Comment 7 Udo Rader 2009-02-13 19:41:35 UTC 
ok, /var/log/auth.log says this:

----------CUT---------
Feb 13 20:29:05 localhost gnome-keyring-daemon[6899]: gck_ssh_agent_proto_write_public_dsa: assertion `attr' failed
----------CUT---------

Unfortunately I don't seem to be able to generate a new failing DSA key.

And as another fact, I see that the daemon only fails if it is autostarted intially like this:

/usr/bin/gnome-keyring-daemon --daemonize --login

If I manually kill it and start it manually just like this

$ gnome-keyring-daemon

everything is fine. No idea why it is automagically started with the --login option, but who knows :-)
Comment 8 Stef Walter 2009-02-18 15:33:36 UTC 
Startup of gnome-keyring-daemon is described here: 

http://live.gnome.org/GnomeKeyring/RunningDaemon

When you ran it from the command line did you set the environment variables into your environment via eval or related? 

Which exact version of gnome-keyring are you running? 

Does the output of 'ssh-add -l' and 'ssh-add -L' include the key in question? 
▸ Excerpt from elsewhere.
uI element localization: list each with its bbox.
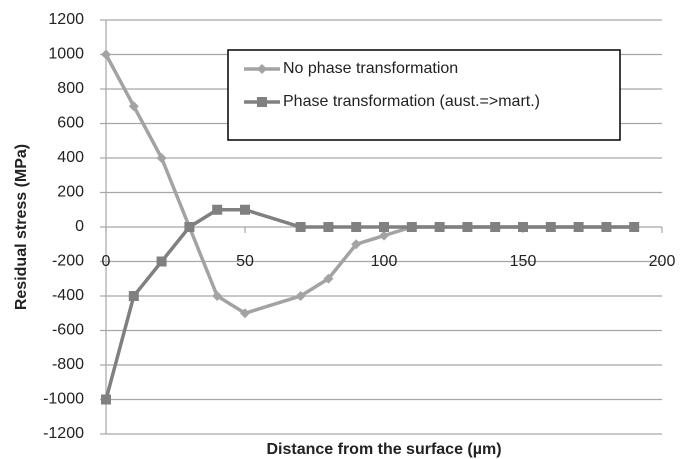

So in essence, it's that one single DSA key which doesn't work with gnome-keyring? Other newly generated keys work?
Comment 9 Stef Walter 2009-02-18 15:35:20 UTC 
Created attachment 128986 [details] [review]
Narrow down problem further.

The /var/log/auth.log output is helpful. In order to further narrow down the problem, could you run gnome-keyring-daemon with the attached patch, and add the new output of /var/log/auth.log to this bug?

Thanks for your help!
Comment 10 Akhil Laddha 2009-12-11 06:32:35 UTC 
Udo, ping, did you get time to try out patch from comment#9 ?
Comment 11 Udo Rader 2010-01-06 10:34:48 UTC 
sorry for the very late response, I simply forgot about the problem. Obviously it has just been an intermittent "development time" only issue that has gone away, so closing the bug.